Middle-east Arab News Opinion | Asharq Al-awsat

Cairo protesters clash with troops | ASHARQ AL-AWSAT English Archive 2005 -2017
Select Page

CAIRO, (AFP) — Egyptian soldiers charged at protesters outside the cabinet’s offices on Friday, breaking up a sit-in after the demonstrators threw petrol bombs and set fire to furniture in front of the nearby parliament.

Several people were wounded, and soldiers arrested at least one protester in the worst violence in Cairo since five days of bloody protests in November killed more than 40 people.

The clashes, which had raged since dawn, started after a bloodied protester said he had been arrested by soldiers and beaten up, infuriating his comrades who began throwing stones at the soldiers, witnesses said.

The troops responded by firing shots in the air and using water cannon, before throwing stones back at the protesters from the roof of the nearby parliament building, he added.

Protesters threw petrol bombs as the clashes continued and torched furniture outside parliament, AFP correspondents reported.

Military police later moved in to disperse the protesters, who had been holding a sit-in outside the cabinets offices since November 25.

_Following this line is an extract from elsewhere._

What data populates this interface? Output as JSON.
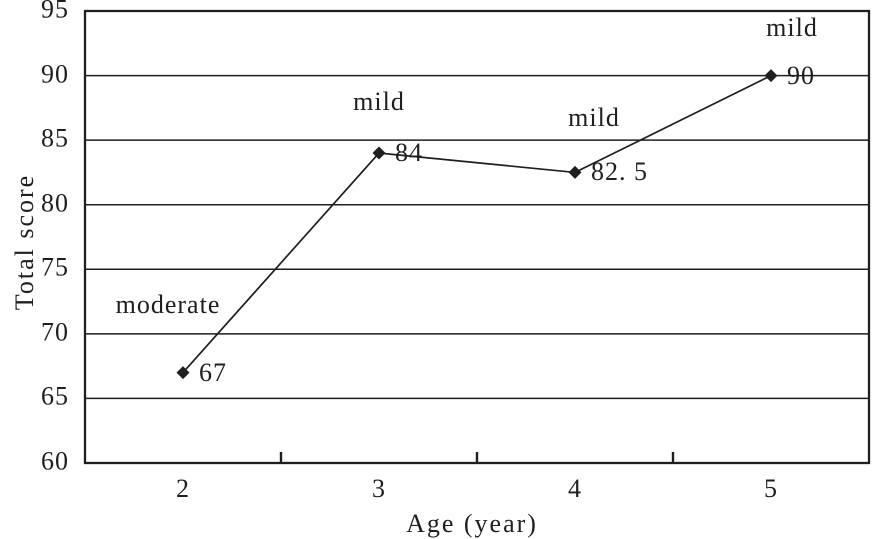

Soldiers arrested at least one protester, a woman, as they pushed back the demonstrators from the cabinet building, an AFP correspondent said.

Mona Seif, an activist against military trials of civilians, said soldiers also threw chairs at the protesters from parliament’s roof.

She said she accompanied injured demonstrators to a nearby hospital, where at least one received treatment for a birdshot wound.

Seif, a leading dissident, later wrote on her Twitter account that she was being arrested. Her mobile phone was then switched off.

The protesters have been camped outside the cabinet’s offices since November 25, when they branched off from larger demonstrations in nearby Tahrir Square.

They objected to the military’s appointment of a new prime minister, calling on the ruling generals to fully transfer power to a civilian government.

The military, in charge since president Hosni Mubarak’s overthrow in February, has said it will step down once a president is elected by the end of June next year.